Announces Philippines Western ‘Arisaka’

Cult Filipino filmmaker, Mikhail Red will direct “Arisaka,” a film named after a World War II Japanese bolt-action rifle. “It’s a Western based on a famous massacre that happened in the Philippines,” Red told Variety.

Philippines production house Ten17P, whose credits include Lav Diaz’s “A Lullaby To The Sorrowful Mystery” and Paul Soriano’s “Mananita,” will produce.

Red is in Singapore to pitch Japan-Philippines sci-fi project “Quantum Suicide” at ScreenSingapore’s Southeast Asian Film Financing Project Market. He is also all set to direct the third season of “Halfworlds” for HBO Asia and Cignal TV. The first season was set in Indonesia and the second in Thailand, while the third will be shot in the Philippines from January through May. It stars popular actress Bianca Umali (“Banal”).

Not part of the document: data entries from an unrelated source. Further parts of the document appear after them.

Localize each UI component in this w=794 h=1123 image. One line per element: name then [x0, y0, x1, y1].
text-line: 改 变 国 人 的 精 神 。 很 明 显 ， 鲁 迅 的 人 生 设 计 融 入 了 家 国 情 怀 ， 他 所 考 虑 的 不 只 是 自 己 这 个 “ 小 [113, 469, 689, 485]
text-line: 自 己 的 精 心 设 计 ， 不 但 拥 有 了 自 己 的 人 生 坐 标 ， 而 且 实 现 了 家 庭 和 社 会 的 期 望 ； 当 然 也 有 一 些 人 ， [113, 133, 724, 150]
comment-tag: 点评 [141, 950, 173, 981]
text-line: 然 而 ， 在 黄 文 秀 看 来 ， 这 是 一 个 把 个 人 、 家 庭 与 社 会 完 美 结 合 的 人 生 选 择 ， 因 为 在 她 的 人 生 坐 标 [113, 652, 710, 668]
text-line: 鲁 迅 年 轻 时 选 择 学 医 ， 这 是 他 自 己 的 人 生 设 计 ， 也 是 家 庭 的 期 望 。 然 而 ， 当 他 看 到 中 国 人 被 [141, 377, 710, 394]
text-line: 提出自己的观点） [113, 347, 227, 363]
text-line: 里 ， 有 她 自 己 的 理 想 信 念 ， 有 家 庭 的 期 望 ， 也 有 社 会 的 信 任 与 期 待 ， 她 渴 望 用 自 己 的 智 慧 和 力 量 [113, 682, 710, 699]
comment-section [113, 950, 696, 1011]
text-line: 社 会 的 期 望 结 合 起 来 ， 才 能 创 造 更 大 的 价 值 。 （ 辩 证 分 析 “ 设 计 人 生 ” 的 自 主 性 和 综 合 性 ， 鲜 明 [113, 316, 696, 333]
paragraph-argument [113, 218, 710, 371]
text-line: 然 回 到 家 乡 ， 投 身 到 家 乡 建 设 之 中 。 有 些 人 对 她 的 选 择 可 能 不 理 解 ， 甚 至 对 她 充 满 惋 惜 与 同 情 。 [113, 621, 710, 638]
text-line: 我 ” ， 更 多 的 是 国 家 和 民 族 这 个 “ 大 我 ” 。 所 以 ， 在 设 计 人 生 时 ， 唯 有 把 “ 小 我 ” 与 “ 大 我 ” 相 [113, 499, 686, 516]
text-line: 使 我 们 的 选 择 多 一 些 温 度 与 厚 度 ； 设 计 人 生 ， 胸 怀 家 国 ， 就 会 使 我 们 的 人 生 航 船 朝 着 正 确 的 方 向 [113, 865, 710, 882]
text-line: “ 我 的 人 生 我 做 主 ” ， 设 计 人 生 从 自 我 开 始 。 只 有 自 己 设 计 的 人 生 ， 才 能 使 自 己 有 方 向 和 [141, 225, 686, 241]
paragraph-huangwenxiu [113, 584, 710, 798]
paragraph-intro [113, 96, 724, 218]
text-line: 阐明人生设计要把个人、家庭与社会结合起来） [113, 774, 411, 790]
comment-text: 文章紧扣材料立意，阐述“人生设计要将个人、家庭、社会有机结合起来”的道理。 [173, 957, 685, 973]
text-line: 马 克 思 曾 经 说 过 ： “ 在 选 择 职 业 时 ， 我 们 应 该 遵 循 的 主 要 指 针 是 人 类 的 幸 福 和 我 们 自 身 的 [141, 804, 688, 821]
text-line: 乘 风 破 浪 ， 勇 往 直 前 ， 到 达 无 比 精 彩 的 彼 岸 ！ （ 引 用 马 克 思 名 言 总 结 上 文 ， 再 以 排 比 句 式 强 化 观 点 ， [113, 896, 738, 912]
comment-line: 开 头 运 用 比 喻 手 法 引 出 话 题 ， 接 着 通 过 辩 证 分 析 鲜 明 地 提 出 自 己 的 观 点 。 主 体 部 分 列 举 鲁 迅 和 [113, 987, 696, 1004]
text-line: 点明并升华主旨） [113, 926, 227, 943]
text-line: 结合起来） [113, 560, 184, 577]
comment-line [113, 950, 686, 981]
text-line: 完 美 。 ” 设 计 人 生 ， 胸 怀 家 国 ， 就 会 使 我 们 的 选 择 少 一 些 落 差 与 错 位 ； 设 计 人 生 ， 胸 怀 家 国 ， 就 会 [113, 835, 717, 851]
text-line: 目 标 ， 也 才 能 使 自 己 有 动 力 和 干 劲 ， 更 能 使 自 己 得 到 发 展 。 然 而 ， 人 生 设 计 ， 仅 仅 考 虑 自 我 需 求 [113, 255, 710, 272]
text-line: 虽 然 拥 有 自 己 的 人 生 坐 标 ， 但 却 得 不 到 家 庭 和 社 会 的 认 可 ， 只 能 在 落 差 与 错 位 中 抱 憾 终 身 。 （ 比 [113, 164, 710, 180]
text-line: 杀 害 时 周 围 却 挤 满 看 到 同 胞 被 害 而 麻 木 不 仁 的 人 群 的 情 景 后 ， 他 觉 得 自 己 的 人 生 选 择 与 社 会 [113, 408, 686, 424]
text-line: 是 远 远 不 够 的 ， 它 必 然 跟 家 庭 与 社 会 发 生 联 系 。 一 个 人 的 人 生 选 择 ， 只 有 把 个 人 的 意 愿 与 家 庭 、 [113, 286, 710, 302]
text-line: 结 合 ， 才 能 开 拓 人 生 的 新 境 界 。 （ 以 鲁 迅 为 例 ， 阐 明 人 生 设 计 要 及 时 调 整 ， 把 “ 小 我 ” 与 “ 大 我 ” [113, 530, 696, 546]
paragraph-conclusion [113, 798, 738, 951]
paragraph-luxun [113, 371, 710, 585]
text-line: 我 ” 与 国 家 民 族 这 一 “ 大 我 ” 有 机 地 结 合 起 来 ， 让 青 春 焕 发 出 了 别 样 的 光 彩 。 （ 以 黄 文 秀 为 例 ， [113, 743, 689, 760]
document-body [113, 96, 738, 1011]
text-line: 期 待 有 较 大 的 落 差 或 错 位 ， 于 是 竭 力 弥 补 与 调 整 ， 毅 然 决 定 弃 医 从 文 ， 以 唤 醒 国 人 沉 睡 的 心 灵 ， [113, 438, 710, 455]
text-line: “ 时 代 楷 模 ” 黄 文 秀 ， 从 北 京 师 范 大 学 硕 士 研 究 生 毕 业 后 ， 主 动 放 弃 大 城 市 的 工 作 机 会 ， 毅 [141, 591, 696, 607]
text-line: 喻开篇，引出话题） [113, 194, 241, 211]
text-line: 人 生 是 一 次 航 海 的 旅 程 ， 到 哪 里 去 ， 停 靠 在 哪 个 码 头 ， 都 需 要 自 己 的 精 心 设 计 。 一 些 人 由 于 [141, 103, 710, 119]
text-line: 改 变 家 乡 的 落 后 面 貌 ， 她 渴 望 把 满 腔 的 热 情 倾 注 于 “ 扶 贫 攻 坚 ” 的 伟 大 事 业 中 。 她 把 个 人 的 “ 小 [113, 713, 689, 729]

“I will be playing the role of Alex, the lead role in the series,” Umali told Variety. “I don’t know how else to describe my character, but I am the ‘chosen woman’ pretty much. It is my first time with Mikhail. It is also my first time working with a director who is somewhat close to my age, he is the youngest director I have worked with.” Red, the son of another famous director, Raymond Red, is 27.

“What’s interesting about this series is that HBO gave us the freedom to craft our own season,” says Red. “So, basically the only thing that is being carried over is the lore, the main concept of the mythical beings existing in modern society. Overall, it is a brand new story where we follow Bianca’s character Alex as she navigates through this war against this different species. Even if you are new to it, you can enjoy it because it is its own brand new story, set in the Philippines.”

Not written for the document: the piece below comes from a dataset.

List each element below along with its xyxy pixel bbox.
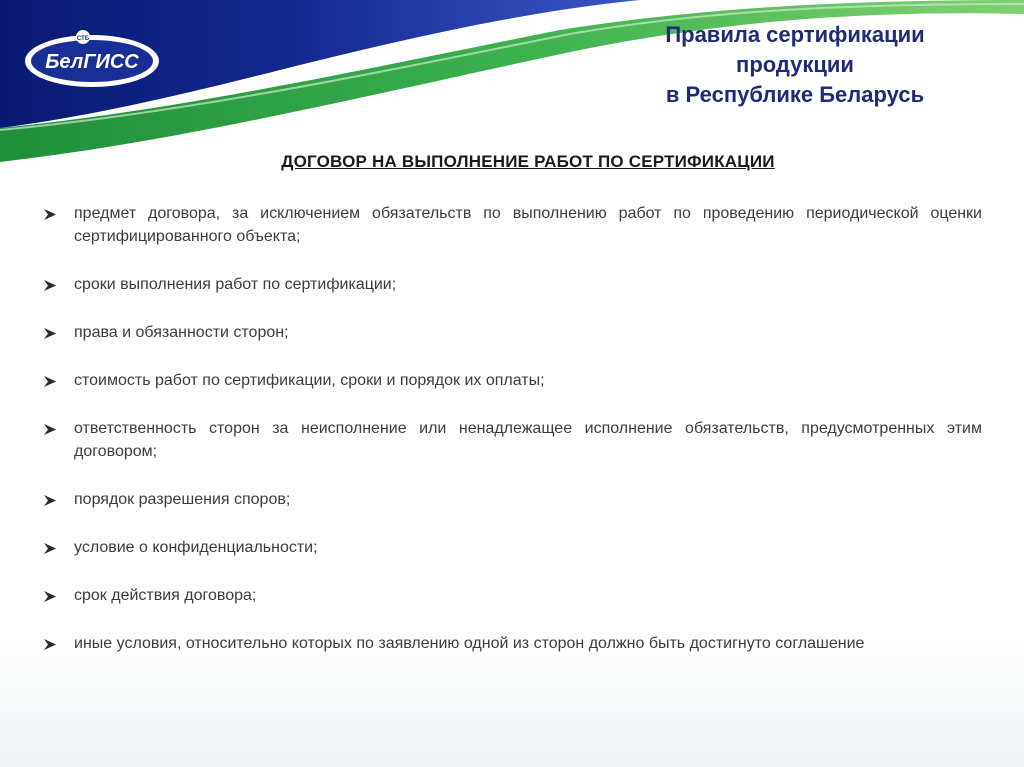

Red and Umali recently spoke at a directing workshop organized by HBO Asia and the Infocomm Media Development Authority of Singapore.

Red is also working on“The Grandstand,” based on the 2010 Manila hostage crisis where a discontented police officer hijacked a bus full of tourists from Hong Kong and demanded national media attention. The ensuing gun battle with the police resulted in eight deaths. The project, that won the Udine Focus Asia Award at the Hong Kong Asia Film Financing Forum, is currently at an advanced scripting stage and is aiming for an early 2021 start.

The prolific filmmaker’s “Eerie” had a theatrical release in March, and his “Dead Kids”, Netflix’s first Filipino Original film, began streaming in December.

“We always make sure that there is something moving, while we are shooting something,” said Red. “You kind of have to, in the Philippines. You have to work on more than one thing, to sustain yourself. Because our budgets are pretty different and pretty challenging, so we gotta move fast.”